Aux enseignants de mettre les distances, fixer les limites, et lever toute ambiguïté. Même si, parfois, elles sont difficiles à lever. « Il m’est arrivé d’être troublé par une élève pour laquelle j’éprouvais une attirance, raconte Marc-Antoine. J’ai alors demandé moi-même à la secrétaire de ne plus me donner de leçons avec elle. Il en allait de ma crédibilité. » 
Si on parle beaucoup des hommes, dragués ou dragueurs, les monitrices sont elles-aussi concernées ! Louisa Khat- tab, jeune gérante d’auto-école à Toulouse, dit faire face tous les jours à des approches, plus ou moins élégantes. « Je reçois énormément de propositions tendancieuses, quasiment une par jour, témoigne la chef d’entreprise de 24 ans. Soit par des SMS, tard dans la soirée, qui n’ont rien à voir avec le boulot, soit par des allusions ou des demandes étranges, voire même des bouquets de fleurs. Je sais par exemple que certains élèves ne veulent venir qu’avec moi en leçon, et ils me font savoir pourquoi. Je ne peux pas totalement les envoyer sur les roses car ce sont mes clients, alors j’opte souvent pour l’indifférence. »

Éviter les familiarités
Certaines familiarités peuvent induire des quiproquos qui n’ont pas lieu d’être. La plupart du temps, pour mettre l’élève à l’aise, le tutoiement devient la règle.
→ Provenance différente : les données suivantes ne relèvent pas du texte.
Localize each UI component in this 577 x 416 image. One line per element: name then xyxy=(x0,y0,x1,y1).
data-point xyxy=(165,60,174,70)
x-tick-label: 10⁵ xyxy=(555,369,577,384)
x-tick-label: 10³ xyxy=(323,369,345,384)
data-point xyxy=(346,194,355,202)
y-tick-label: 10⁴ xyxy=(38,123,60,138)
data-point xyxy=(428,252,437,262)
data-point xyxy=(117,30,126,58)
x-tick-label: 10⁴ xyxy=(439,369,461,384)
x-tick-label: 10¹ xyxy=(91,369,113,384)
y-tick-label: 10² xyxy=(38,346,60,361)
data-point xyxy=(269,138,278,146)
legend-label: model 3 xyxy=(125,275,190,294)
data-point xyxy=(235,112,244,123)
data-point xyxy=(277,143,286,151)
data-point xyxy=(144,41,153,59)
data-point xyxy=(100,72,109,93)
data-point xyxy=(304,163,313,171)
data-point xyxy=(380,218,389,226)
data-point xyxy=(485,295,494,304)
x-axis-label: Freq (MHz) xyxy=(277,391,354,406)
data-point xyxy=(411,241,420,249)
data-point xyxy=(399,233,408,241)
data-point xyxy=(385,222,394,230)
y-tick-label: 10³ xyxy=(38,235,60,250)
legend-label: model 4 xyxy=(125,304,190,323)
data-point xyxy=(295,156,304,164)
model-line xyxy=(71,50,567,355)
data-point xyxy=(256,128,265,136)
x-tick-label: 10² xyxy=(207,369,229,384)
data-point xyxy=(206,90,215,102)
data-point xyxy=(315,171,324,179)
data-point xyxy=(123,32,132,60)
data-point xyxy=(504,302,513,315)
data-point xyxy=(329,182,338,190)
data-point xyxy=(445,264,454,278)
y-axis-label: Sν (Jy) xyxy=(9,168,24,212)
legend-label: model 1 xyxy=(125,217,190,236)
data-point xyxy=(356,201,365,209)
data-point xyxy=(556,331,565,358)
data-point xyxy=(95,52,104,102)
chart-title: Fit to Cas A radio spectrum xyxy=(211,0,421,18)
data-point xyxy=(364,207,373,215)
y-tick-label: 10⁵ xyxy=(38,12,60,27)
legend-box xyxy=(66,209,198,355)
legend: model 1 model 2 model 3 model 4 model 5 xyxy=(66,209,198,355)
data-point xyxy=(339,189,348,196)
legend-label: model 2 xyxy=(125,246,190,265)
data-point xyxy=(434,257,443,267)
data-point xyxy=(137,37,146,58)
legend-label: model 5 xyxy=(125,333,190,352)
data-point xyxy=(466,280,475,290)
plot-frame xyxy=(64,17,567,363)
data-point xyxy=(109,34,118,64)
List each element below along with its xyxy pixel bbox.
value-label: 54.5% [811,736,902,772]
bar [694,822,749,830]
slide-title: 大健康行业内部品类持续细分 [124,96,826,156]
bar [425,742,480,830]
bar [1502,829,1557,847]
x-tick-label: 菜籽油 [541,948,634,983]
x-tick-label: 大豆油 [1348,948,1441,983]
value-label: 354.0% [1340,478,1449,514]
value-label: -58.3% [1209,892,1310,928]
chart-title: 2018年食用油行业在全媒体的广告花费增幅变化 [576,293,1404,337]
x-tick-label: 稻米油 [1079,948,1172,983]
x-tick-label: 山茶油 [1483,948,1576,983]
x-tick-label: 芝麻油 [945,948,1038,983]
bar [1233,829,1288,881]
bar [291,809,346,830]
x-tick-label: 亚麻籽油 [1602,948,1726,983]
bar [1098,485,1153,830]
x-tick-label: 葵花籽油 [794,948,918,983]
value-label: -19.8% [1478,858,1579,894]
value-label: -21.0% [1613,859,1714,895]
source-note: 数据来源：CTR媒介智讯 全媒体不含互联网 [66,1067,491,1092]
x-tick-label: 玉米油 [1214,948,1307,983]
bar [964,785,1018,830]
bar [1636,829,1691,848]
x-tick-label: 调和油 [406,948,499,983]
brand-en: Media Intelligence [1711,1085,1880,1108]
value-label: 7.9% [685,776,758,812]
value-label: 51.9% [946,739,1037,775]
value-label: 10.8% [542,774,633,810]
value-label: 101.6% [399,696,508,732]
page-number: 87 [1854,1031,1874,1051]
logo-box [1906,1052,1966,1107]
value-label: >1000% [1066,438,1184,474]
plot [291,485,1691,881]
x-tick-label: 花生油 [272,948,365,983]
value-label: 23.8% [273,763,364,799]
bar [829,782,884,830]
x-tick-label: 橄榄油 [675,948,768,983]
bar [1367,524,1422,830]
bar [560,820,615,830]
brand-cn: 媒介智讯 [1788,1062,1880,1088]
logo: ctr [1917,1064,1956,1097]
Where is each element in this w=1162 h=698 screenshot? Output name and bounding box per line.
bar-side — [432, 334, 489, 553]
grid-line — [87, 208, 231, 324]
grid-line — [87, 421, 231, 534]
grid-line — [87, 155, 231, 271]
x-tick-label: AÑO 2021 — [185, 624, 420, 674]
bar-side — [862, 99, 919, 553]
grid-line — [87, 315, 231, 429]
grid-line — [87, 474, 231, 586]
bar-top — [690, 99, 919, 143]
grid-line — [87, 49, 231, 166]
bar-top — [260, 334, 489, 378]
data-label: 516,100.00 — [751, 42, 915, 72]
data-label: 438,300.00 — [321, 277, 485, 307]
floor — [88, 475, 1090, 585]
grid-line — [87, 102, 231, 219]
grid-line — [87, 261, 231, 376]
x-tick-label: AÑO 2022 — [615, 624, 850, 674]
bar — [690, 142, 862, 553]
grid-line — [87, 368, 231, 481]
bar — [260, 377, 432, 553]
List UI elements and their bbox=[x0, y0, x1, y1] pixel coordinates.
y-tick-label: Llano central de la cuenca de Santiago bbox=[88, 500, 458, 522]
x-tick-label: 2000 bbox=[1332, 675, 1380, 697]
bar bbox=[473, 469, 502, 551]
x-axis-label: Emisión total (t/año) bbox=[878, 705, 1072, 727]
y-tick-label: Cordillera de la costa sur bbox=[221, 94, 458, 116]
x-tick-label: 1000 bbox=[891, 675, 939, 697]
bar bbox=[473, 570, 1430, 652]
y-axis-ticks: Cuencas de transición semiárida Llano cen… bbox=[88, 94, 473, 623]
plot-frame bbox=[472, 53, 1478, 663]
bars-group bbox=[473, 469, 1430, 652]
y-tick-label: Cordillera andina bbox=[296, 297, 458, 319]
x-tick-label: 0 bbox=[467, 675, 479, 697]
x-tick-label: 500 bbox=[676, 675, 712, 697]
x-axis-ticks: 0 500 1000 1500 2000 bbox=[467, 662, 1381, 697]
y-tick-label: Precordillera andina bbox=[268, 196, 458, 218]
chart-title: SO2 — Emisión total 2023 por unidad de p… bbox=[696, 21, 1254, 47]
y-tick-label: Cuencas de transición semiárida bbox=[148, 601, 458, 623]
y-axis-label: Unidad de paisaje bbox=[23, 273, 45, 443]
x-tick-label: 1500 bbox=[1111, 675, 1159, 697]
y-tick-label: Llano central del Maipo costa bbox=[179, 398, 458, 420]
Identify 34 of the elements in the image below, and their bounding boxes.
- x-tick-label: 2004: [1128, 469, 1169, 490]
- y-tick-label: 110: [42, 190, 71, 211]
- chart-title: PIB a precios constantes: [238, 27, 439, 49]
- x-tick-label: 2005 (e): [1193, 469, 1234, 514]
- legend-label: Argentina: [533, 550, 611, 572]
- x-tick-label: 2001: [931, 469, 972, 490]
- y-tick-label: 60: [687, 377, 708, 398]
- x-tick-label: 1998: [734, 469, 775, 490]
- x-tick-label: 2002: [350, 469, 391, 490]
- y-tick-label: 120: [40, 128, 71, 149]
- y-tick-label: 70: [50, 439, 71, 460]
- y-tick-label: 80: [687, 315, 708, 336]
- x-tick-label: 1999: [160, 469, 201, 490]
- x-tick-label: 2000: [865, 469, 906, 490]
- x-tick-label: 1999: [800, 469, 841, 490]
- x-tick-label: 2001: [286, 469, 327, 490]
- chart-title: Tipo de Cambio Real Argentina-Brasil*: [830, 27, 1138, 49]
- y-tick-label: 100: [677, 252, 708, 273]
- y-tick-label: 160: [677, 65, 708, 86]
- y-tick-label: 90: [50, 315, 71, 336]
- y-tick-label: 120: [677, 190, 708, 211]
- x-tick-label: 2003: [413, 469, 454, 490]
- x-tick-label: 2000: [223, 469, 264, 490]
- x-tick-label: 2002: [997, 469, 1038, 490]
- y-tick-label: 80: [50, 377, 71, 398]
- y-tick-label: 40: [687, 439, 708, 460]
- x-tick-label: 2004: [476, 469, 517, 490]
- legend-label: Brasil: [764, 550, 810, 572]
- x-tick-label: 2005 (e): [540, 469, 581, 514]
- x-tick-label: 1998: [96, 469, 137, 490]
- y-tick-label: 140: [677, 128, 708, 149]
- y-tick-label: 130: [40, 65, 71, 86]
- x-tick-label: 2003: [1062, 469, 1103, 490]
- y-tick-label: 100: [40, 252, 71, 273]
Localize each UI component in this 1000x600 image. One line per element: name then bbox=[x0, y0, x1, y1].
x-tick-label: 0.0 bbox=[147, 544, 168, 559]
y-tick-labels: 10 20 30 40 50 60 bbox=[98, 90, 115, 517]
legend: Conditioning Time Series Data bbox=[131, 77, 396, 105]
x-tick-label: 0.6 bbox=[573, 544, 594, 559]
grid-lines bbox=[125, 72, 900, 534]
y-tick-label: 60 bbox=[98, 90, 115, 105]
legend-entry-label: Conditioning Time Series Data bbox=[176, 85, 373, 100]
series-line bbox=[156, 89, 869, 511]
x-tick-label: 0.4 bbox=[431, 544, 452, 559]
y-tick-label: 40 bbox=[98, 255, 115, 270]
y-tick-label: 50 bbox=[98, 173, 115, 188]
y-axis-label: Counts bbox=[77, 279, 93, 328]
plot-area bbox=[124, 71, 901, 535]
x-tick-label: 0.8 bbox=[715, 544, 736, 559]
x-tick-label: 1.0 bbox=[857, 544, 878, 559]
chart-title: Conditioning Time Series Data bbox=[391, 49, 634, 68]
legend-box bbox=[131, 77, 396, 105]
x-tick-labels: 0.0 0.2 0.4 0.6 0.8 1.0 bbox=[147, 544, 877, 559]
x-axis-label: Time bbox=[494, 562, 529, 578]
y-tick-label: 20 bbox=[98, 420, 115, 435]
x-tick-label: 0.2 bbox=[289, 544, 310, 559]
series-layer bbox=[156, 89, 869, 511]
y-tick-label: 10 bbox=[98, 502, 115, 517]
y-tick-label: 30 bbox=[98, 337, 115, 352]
En revanche, il arrive que les gérants refusent que leurs salariés leur fassent la bise. Ou encore qu’ils s’échangent leurs numéros de portables. En outre, avec les réseaux sociaux, « les élèves savent pas mal de choses sur notre vie, si on est en couple ou pas, et ça influe sur leur comportement », remarque Louisa.
D’autres patrons sont plus permissifs, partant du principe qu’un coup de foudre est toujours possible. « Mes employés gèrent comme ils veulent du moment que cela ne gêne pas leur travail », explique Wilfrid sur la page Facebook de La Tribune des auto-écoles. Nicolas Lhéritier, enseignant en Poitou-Charentes, a trouvé l’âme-sœur parmi ses élèves. « On s’est marié et on a un enfant », savoure-t-il. Si l’auto-école n’a rien d’une agence matrimoniale, les rencontres amoureuses demeurent assez fréquentes. Ceux qui veulent s’éviter tout problème fixent une limite : rien ne se passe avant l’obtention du permis. Comme ça, tout le monde est content.
L. L.

* le moniteur a mis fin à ses jours le 6 avril dernier.